Page 1 of 1

Can textpipe do this IIS web server logfile splitting job

Posted: Mon Dec 08, 2003 9:27 am
by grav
I've got a slightly unusual web server logfile analysis job, I wonder if Textpipe can help.

I want to only keep the logfile lines that represent a 'first visit' from some host or IP address. AIUI this is slightly non-trivial (one needs to specify parameters like time lapse before a same IP address is considered a 'new visit' etc.)

As regards why I can't just use some standard web log analysis software...

I then have to run these logfile lines though Geolyzer from Geobytes which converts IP addresses to countries/locations (where possible - I know there are limitations to this mapping).

Finally I can import that lot into Excel and get some charts approximating the geographic distribution of visitors. (If I do this on the raw logfiles, I'm going to get useless results based on 'hits' - i.e. pages & images, rather than visitors.)
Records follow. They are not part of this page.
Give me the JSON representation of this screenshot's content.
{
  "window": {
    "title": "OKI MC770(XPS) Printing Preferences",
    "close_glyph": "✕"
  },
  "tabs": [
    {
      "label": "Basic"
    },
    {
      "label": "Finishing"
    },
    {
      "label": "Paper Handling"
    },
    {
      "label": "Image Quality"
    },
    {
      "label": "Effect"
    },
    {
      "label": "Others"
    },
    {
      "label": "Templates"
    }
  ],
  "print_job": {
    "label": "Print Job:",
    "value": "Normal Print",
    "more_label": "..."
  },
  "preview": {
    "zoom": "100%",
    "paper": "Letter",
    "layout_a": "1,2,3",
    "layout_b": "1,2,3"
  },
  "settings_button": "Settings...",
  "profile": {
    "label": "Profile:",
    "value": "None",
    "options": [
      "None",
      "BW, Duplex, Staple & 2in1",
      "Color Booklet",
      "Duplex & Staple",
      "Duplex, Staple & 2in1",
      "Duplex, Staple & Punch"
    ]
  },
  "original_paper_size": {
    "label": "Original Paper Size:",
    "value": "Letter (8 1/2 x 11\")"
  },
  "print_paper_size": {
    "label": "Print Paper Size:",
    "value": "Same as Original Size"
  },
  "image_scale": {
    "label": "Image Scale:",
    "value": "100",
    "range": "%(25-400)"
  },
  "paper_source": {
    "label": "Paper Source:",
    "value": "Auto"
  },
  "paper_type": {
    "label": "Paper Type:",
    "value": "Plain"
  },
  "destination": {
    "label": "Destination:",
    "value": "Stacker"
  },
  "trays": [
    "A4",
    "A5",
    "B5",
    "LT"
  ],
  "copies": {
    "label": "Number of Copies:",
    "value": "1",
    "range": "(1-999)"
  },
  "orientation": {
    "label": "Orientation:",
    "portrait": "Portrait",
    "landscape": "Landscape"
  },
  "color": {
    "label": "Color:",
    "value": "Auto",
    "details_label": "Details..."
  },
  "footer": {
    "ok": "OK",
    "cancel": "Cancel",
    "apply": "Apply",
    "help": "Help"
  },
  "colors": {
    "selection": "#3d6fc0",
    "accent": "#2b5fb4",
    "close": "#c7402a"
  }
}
As a kludge, I could zap out request lines that aren't for .htm / .html / .asp - I'm sure Textpipe could do that, but doing so would skew the results if (say) Australian visitors looked at more pages than UK ones.

Posted: Tue Dec 09, 2003 1:10 pm
by DataMystic Support
If you can sort your logfile lines by IP address (easy if the IP address is at the start of each line), then you could sort and discard duplicates.

You might have to reformat the IP address first to have leading zeros.